We were finally able to get machine check because of timeout as well although parity check was disabled in this case. Not sure why it was flagged in (IFC_GPCM_EVTER_STAT) PER bit. Nevertheless , processor is generating back to back cycles (read after write) with only 1 clock gap between the same. Our destination peripheral expects a gap of minimum 2 clocks. Possibly few cycles were getting missed in MAX10 FPGA causing timeout. We are trying to absorb this in FPGA glue logic.
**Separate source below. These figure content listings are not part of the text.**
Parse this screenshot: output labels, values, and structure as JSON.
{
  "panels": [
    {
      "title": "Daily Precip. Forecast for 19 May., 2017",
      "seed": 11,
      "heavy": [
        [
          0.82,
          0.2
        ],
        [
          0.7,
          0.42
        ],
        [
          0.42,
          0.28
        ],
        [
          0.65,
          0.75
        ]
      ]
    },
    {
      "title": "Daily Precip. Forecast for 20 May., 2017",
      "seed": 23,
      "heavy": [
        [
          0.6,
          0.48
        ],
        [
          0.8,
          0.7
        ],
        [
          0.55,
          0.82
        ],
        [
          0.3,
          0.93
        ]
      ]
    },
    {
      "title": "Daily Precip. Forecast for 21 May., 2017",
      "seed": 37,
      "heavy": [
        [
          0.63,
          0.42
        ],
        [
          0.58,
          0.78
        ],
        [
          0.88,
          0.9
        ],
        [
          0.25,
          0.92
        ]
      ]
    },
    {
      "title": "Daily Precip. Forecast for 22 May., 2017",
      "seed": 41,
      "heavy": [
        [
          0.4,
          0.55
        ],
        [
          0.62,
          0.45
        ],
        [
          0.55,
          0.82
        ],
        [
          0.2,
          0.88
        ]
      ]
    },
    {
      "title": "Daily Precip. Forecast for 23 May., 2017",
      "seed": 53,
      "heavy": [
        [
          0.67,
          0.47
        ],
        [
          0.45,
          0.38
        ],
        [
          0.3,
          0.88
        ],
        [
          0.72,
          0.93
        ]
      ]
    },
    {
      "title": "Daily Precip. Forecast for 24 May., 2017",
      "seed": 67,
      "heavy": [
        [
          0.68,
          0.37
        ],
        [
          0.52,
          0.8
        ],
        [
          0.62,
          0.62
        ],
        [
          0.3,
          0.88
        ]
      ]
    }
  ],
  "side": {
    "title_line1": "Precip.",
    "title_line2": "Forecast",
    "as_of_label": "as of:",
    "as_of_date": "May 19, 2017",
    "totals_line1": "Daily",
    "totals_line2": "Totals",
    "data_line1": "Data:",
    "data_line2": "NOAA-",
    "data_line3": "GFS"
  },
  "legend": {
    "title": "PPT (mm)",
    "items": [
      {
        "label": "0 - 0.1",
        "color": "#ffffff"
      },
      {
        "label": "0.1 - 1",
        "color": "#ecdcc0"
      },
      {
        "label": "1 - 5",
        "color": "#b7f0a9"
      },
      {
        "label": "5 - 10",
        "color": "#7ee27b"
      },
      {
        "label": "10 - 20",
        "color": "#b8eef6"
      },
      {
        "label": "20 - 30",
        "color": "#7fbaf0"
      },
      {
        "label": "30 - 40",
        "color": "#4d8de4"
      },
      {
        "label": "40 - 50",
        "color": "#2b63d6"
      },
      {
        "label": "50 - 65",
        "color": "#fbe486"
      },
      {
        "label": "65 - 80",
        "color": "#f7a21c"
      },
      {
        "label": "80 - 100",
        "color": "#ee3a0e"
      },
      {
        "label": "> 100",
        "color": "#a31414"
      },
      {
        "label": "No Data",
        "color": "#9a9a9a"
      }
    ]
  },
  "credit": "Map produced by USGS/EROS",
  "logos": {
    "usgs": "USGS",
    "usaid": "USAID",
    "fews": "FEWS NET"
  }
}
However , please let us know if there is any register which can increase this gap Regards Kashish Anand

yipingwang · ‎12-12-2021

IFC controller don't have such settings.

kashishanand · ‎11-09-2021

Please find attached block diagram and corresponding schematic.
We are using MAX10 (10M16DA) and Cyclone 3 FPGA to generate timing for target APODIS device. IFC_RB1_N is generated by MAX10 for processor.

Software team is running continuous read/write instruction and will update.

Please advise

yipingwang · ‎11-08-2021

Please share schematic of interface, datasheet of interfaced device.

Do you run continuous read/write instruction on the respective interface to check if issue still present?

hemwant · ‎11-09-2021

@yipingwangthe schematic of the interface is shared by Hardware team[Kashish Anand] in this thread.

Do you run continuous read/write instruction on the respective interface to check if issue still present?

The read/write instruction to the respective interface is not continuous . We are fetching performance and alarms related data from the respective interface in a time interval of 1 minute.

yipingwang · ‎11-10-2021

You said "We are having a T1022 processor based board , one of the memory mapped device is configured via IFC bus chip select(CS1) using GASIC mode. The memory read/ write to the memory device sometimes leads to kernel throwing exception."

Here memory device is FPGA (10M16DAF484I7)?